Flamingo is described in a preprint of Deepmind’s academic paper on the subject as being designed [PDF] to take combined text and image inputs to arrive at a text-only answer, leaving a fair bit of wiggle room for the models to do some interpretation. Deepmind uses an in-house dataset it created especially for multimodal ML research. All data is unlabeled and was retrieved from the public internet to the tune of 43.3 million instances consisting of 185 million images and 182GB of text.
To put it simply, here’s a good example of what Flamingo makes possible: during training, it was only given a few examples to achieve an inference task (identify an animal, solve a math problem, count types of animals in an image, etc).

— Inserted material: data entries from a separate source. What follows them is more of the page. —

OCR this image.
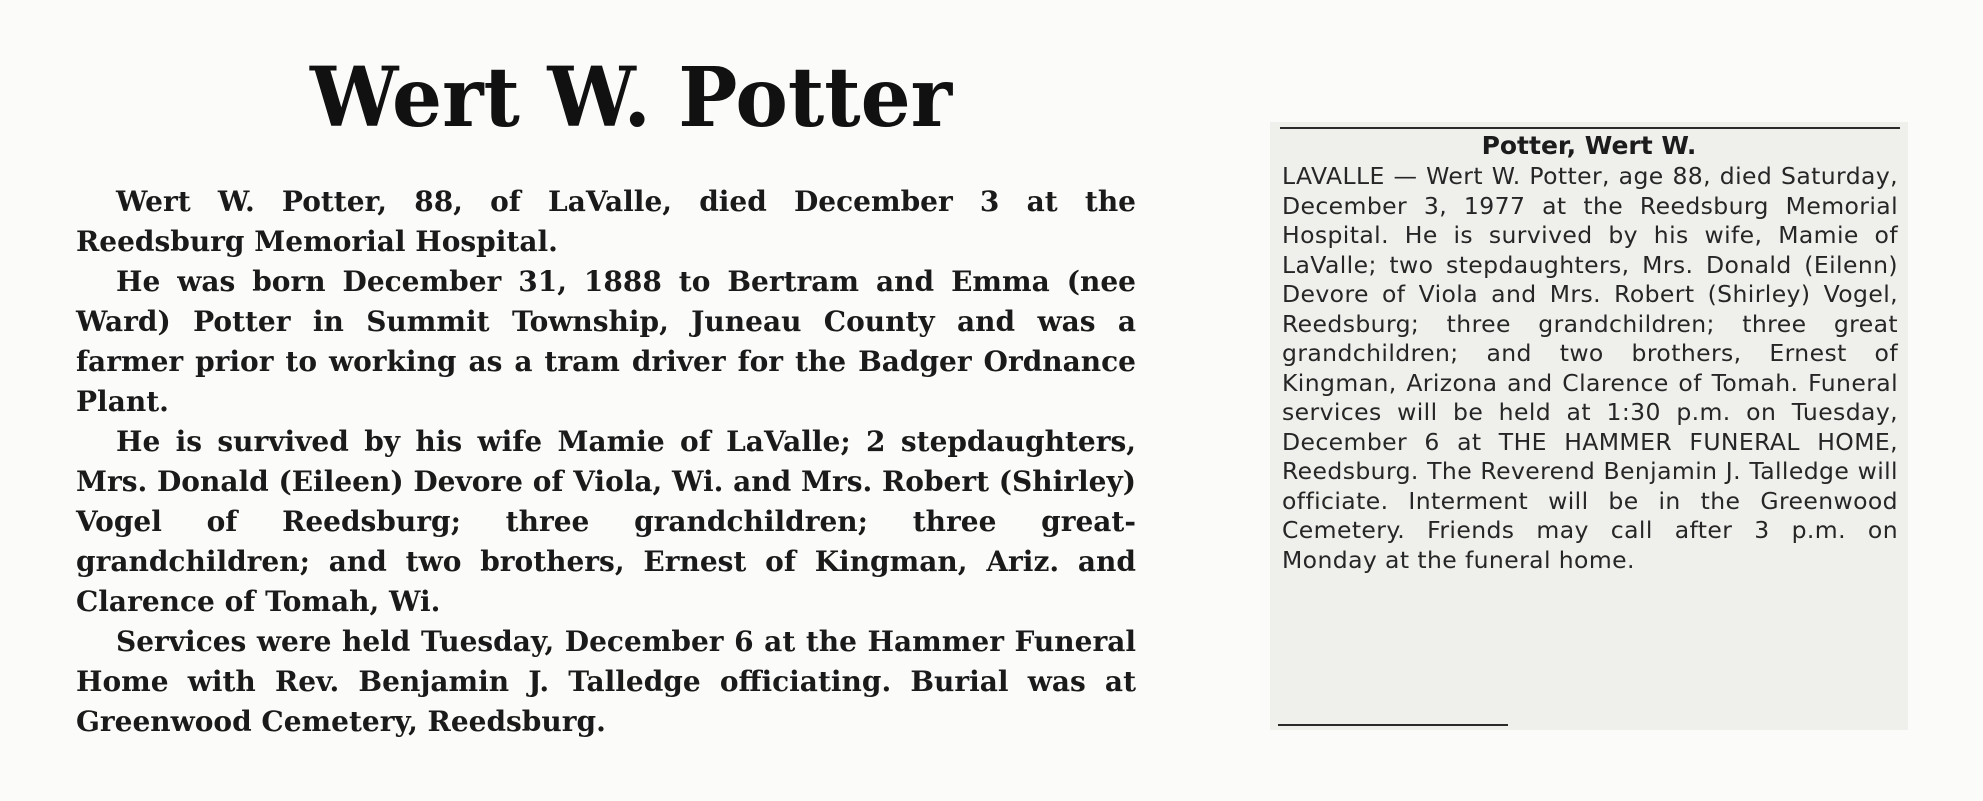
Wert W. Potter

Wert W. Potter, 88, of LaValle, died December 3 at the Reedsburg Memorial Hospital.

He was born December 31, 1888 to Bertram and Emma (nee Ward) Potter in Summit Township, Juneau County and was a farmer prior to working as a tram driver for the Badger Ordnance Plant.

He is survived by his wife Mamie of LaValle; 2 stepdaughters, Mrs. Donald (Eileen) Devore of Viola, Wi. and Mrs. Robert (Shirley) Vogel of Reedsburg; three grandchildren; three great-grandchildren; and two brothers, Ernest of Kingman, Ariz. and Clarence of Tomah, Wi.

Services were held Tuesday, December 6 at the Hammer Funeral Home with Rev. Benjamin J. Talledge officiating. Burial was at Greenwood Cemetery, Reedsburg.

Potter, Wert W.

LAVALLE — Wert W. Potter, age 88, died Saturday, December 3, 1977 at the Reedsburg Memorial Hospital. He is survived by his wife, Mamie of LaValle; two stepdaughters, Mrs. Donald (Eilenn) Devore of Viola and Mrs. Robert (Shirley) Vogel, Reedsburg; three grandchildren; three great grandchildren; and two brothers, Ernest of Kingman, Arizona and Clarence of Tomah. Funeral services will be held at 1:30 p.m. on Tuesday, December 6 at THE HAMMER FUNERAL HOME, Reedsburg. The Reverend Benjamin J. Talledge will officiate. Interment will be in the Greenwood Cemetery. Friends may call after 3 p.m. on Monday at the funeral home.
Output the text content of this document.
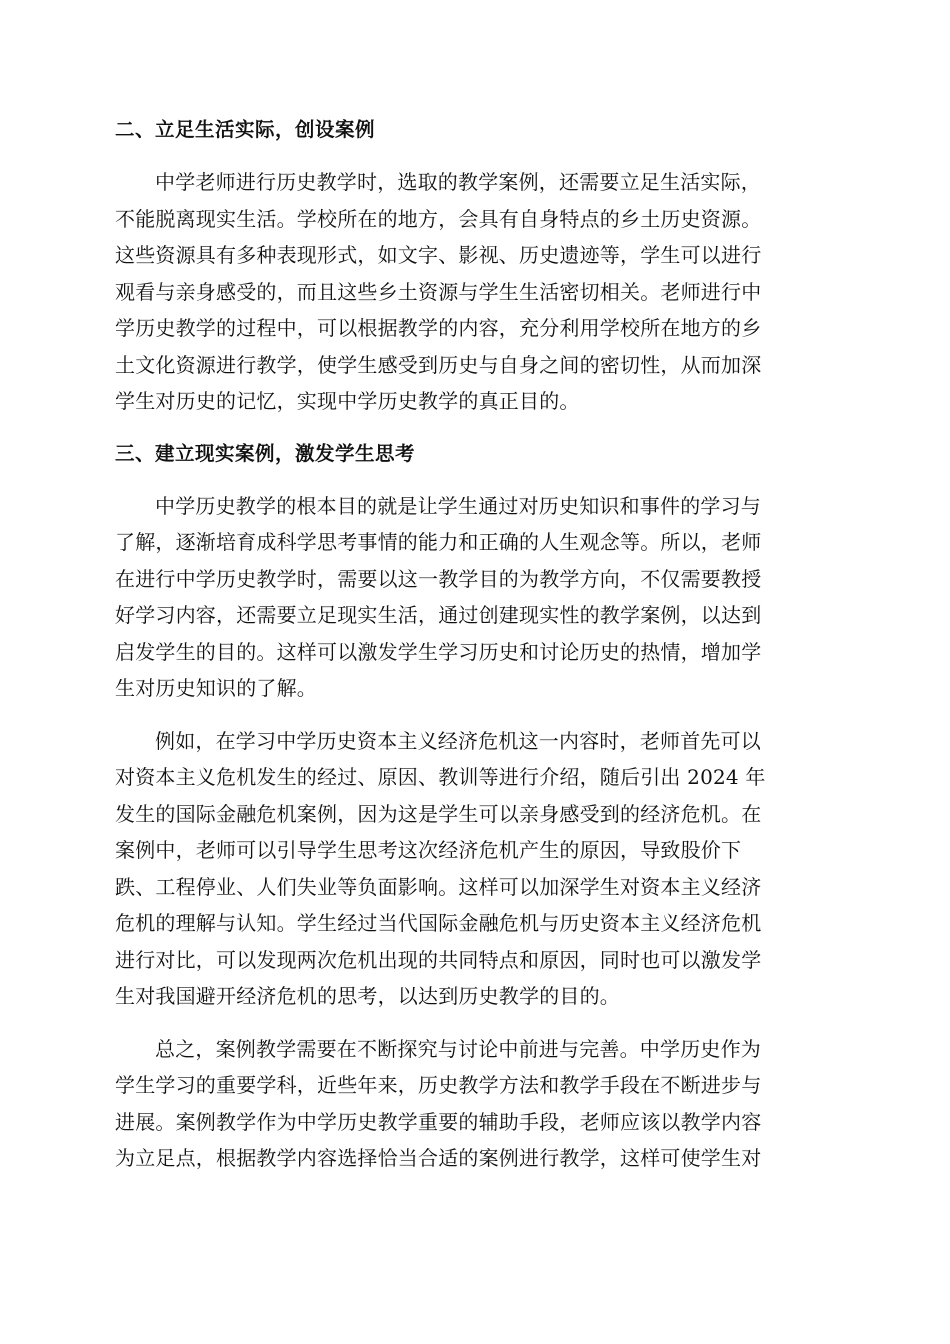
二、立足生活实际，创设案例

中学老师进行历史教学时，选取的教学案例，还需要立足生活实际，
不能脱离现实生活。学校所在的地方，会具有自身特点的乡土历史资源。
这些资源具有多种表现形式，如文字、影视、历史遗迹等，学生可以进行
观看与亲身感受的，而且这些乡土资源与学生生活密切相关。老师进行中
学历史教学的过程中，可以根据教学的内容，充分利用学校所在地方的乡
土文化资源进行教学，使学生感受到历史与自身之间的密切性，从而加深
学生对历史的记忆，实现中学历史教学的真正目的。

三、建立现实案例，激发学生思考

中学历史教学的根本目的就是让学生通过对历史知识和事件的学习与
了解，逐渐培育成科学思考事情的能力和正确的人生观念等。所以，老师
在进行中学历史教学时，需要以这一教学目的为教学方向，不仅需要教授
好学习内容，还需要立足现实生活，通过创建现实性的教学案例，以达到
启发学生的目的。这样可以激发学生学习历史和讨论历史的热情，增加学
生对历史知识的了解。

例如，在学习中学历史资本主义经济危机这一内容时，老师首先可以
对资本主义危机发生的经过、原因、教训等进行介绍，随后引出 2024 年
发生的国际金融危机案例，因为这是学生可以亲身感受到的经济危机。在
案例中，老师可以引导学生思考这次经济危机产生的原因，导致股价下
跌、工程停业、人们失业等负面影响。这样可以加深学生对资本主义经济
危机的理解与认知。学生经过当代国际金融危机与历史资本主义经济危机
进行对比，可以发现两次危机出现的共同特点和原因，同时也可以激发学
生对我国避开经济危机的思考，以达到历史教学的目的。

总之，案例教学需要在不断探究与讨论中前进与完善。中学历史作为
学生学习的重要学科，近些年来，历史教学方法和教学手段在不断进步与
进展。案例教学作为中学历史教学重要的辅助手段，老师应该以教学内容
为立足点，根据教学内容选择恰当合适的案例进行教学，这样可使学生对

After being told what sort of inference its users wanted, it was given another image and asked to return explanatory text of the input.
Deepmind based Flamingo off of its own recently released 70-billion parameter Chinchilla language model, which was pre-trained. Deepmind “fused” the Chinchilla LM with visual learning elements “by adding novel architecture components in between” that keeps training data isolated and frozen, giving them the 80-billion parameter Flamingo FLM.
“A single Flamingo model can achieve state-of-the-art results on a wide array of tasks, performing competitively with approaches requiring task-specific fine-tuning on orders of magnitude more examples, and often requiring hand-engineered ‘tricks,'” Deepmind’s Flamingo contributors said.
The potential uses of this machine learning model are readily apparent, and aren’t restricted to what Flamingo is able to do with data – the model could also help the general state of machine learning, which is facing a problem of growing energy and computing needs to train newer models. According to one estimate, a single Google BERT training session emitted the same amount of carbon as a trans-American jet flight.
Deepmind didn’t make any mention of the energy costs needed to train a Flamingo model, though it does describe it as “computationally expensive to train.”
On the other hand, the paper said that Flamingo can be rapidly adapted to low-resource settings and for low-resource tasks, such as evaluating data for PII, social biases, stereotypes and other elements that can lead toward the oft-encountered issue of AI bias.
Despite that, Flamingo might not be anywhere near ready for prime time, and not because the model itself is bad: Deepmind admits limitations in few-shot training, namely that there are too many variables to account for when a training dataset is so small.
“There is no ‘golden’ few-shot method that would work well in all scenarios,” said the researchers behind Flamingo. ®